Por la izqda, Marcos Vallaure, Ruiz de la Peña, Naveiras
y Magadán.

«Artes y oficios». Oficios convertidos en arte,
prendidos en la memoria por alfileres. José Naveiras, Pepe el Ferreiro,
presentó ayer su libro en el Real Instituto de Estudios Asturianos. El RIDEA es
su casa, le recordó su presidente Ignacio Ruiz de la Peña, así que el honor es
mutuo.
José Naveiras casi llenó el salón de actos de la
institución, y eso es toda una novedad. Tiene poder de convocatoria, pero es
que el asunto entronca con un pasado común que a todos compete y que toca
fibras íntimas.
Entre el público, Antonio Arias, Leopoldo Tolivar, José
Luis Garcia Bigoles, José Antonio Coppen, Ángel Villa, Ricardo Morís, Alberto
Polledo, la nueva directora del Museo Etnográfico de Grandas de Salime, Susana
Hevia, entre otros. Y el museo, no podía ser de otra forma, se convirtió pronto
en el protagonista de un acto al que no pudo asistir el consejero de Cultura,
Emilio Marcos Vallaure. En su lugar, una cara conocida: su hermano Alberto.

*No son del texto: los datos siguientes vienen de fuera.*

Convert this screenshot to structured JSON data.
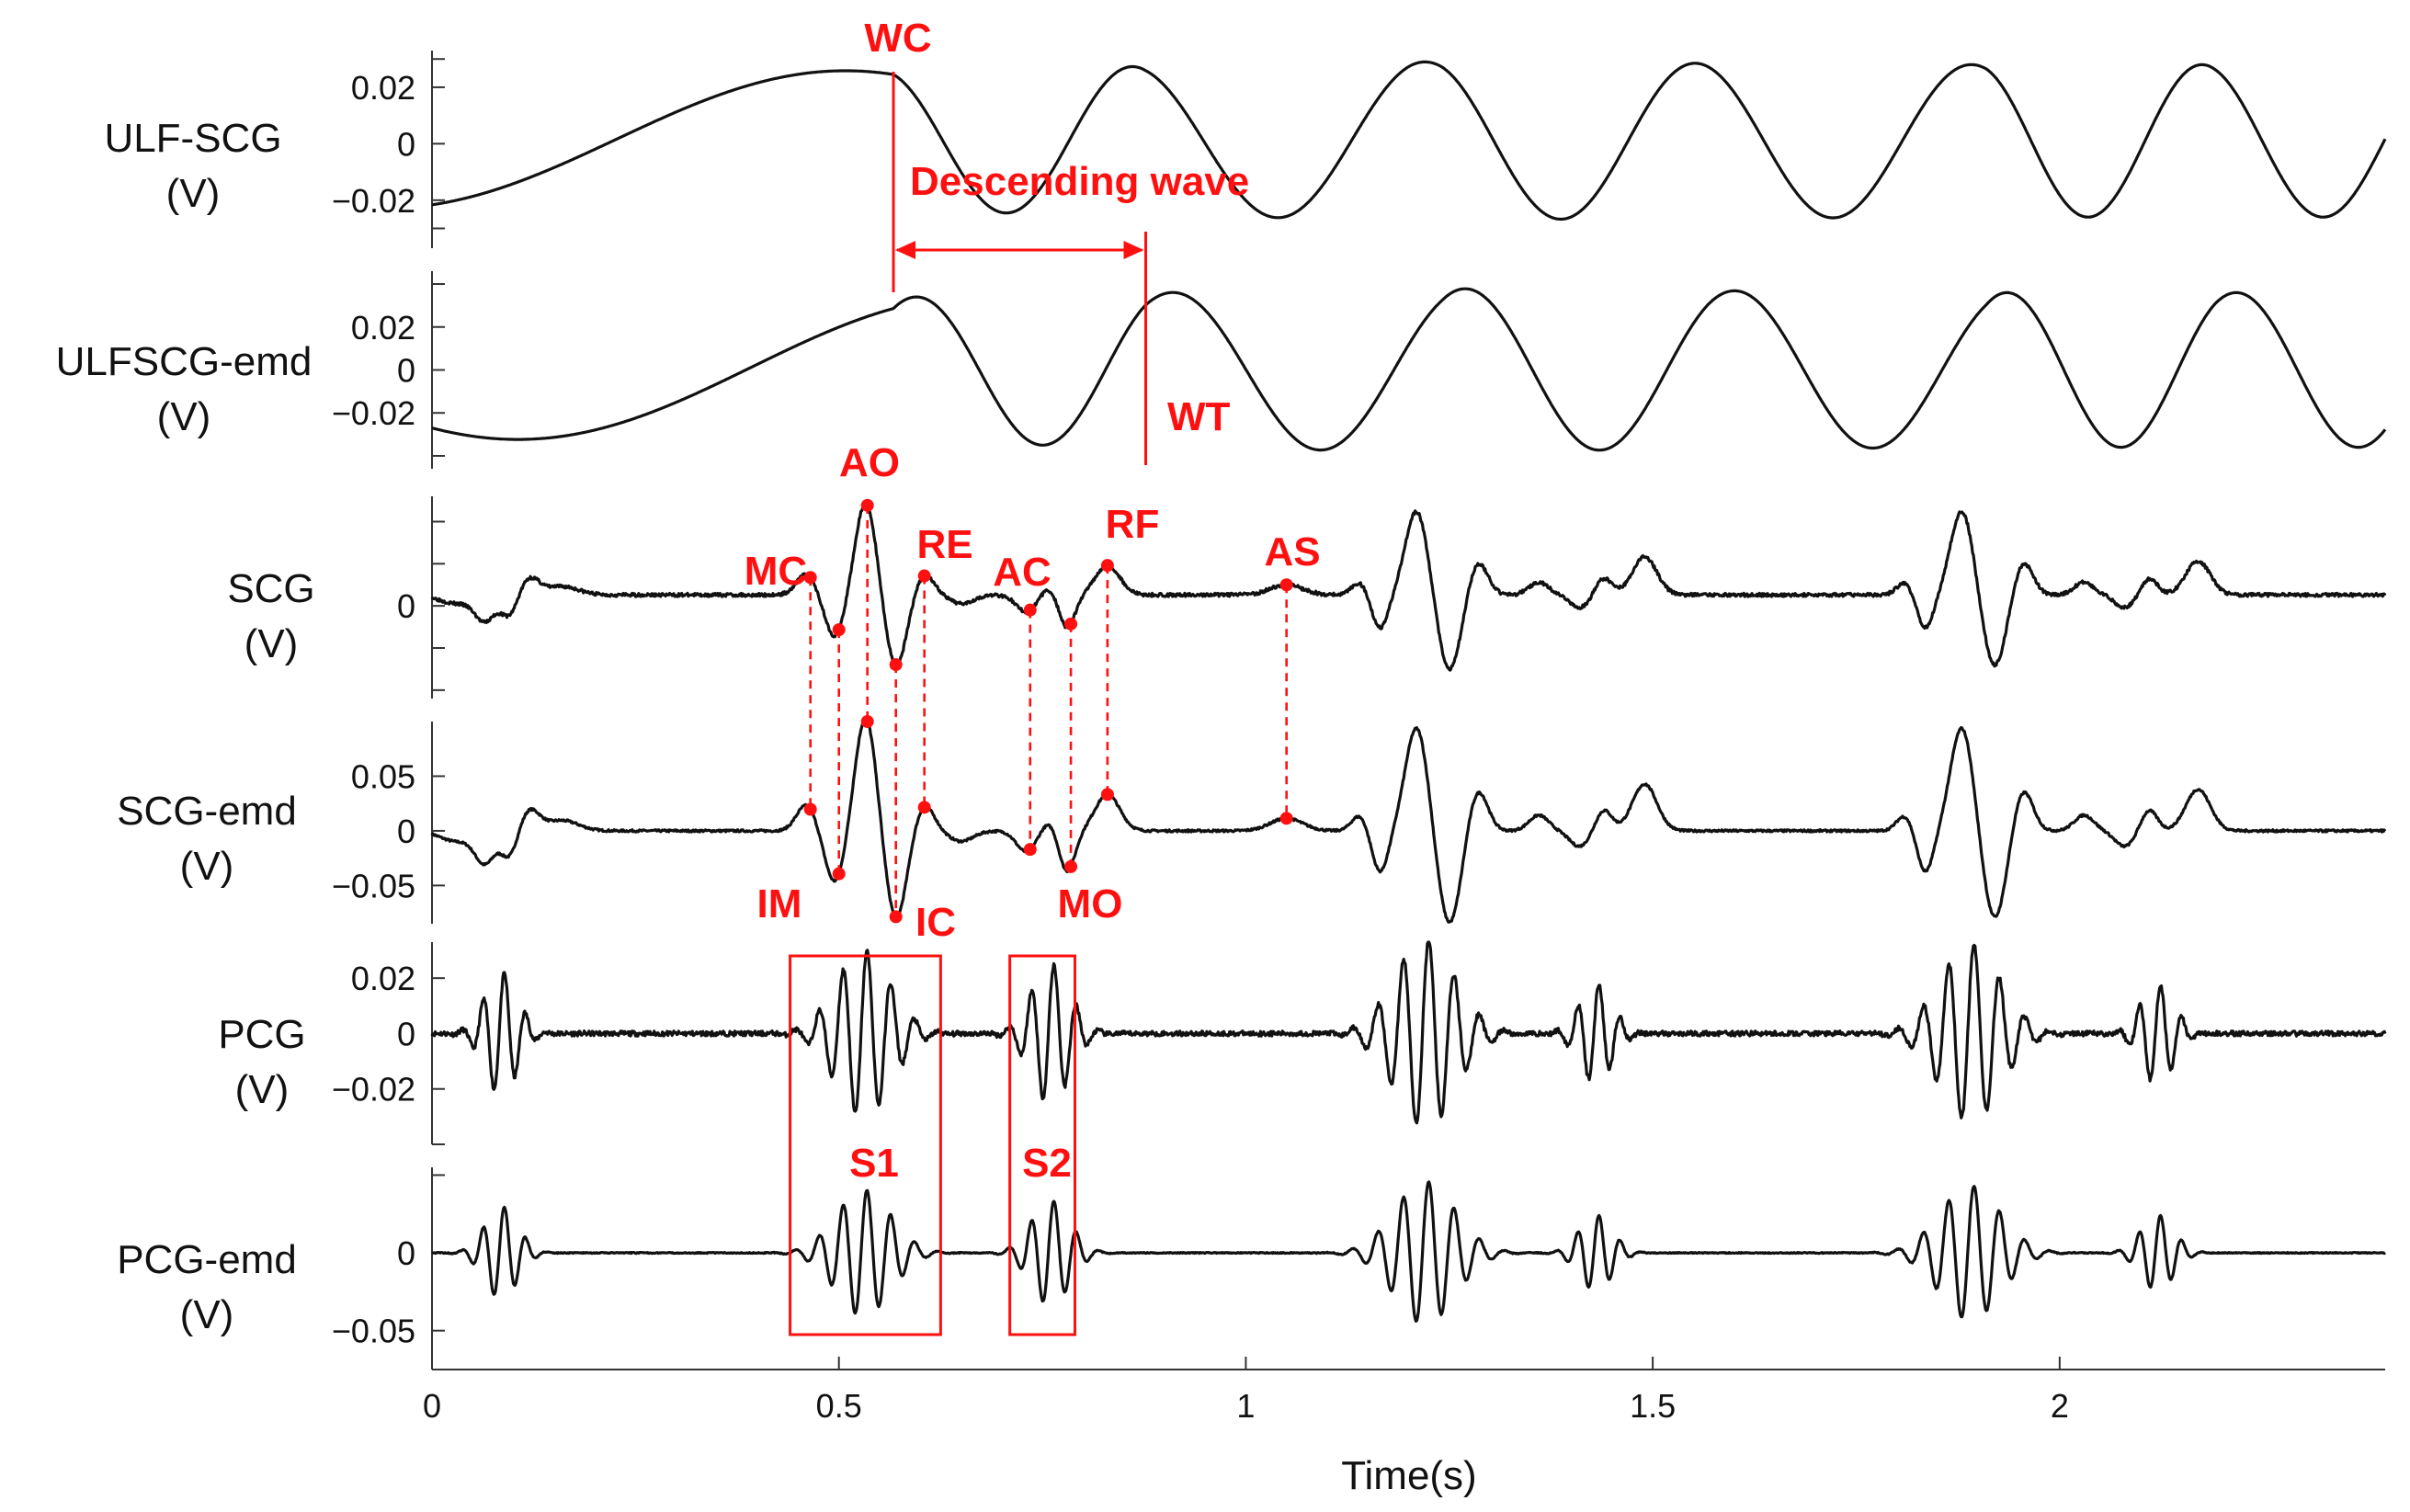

El que fuera rector de la Universidad de Oviedo
echó la vista atrás para señalar que en la foto oficial de inauguración del
museo allí estaba él. Junio de 1984, todos más de medio siglo más jóvenes.
El museo creció, se trasladó desde los bajos del
Ayuntamiento de Grandas a la actual sede. Alberto Marcos Vallaure leyó el
prólogo del consejero a «Artes y oficios» para hacer hincapié en la
«identificación» de los habitantes de una comarca «históricamente marginada»
con su museo, «uno de los más singulares equipamientos etnográficos españoles».
Pepe el Ferreiro se confesó mal orador y regular
escritor. De su libro echó la «culpa» a sus dos compañeros de mesa, y calificó
al consejero ayer ausente (la crisis del Niemeyer mandaba) de «padre espiritual
del museo». «El mérito está en todas las personas que me apoyaron
intelectualmente cuando fui a contarles mi idea. Hicieron que me sintiera el
más grande de todo el Occidente».
Potajes, matanzas y coladas al más puro estilo
tradicional se explican en la obra de Naveiras. La editora Marta Magadán espera
que no sea la última, porque el tema da para mucho.
Naveiras sabe que tiene una responsabilidad
pendiente, contar las cosas como única manera de que perdure la memoria. Y los
alfileres donde prenderla se conviertan en clavos de ferreiro de los de antes.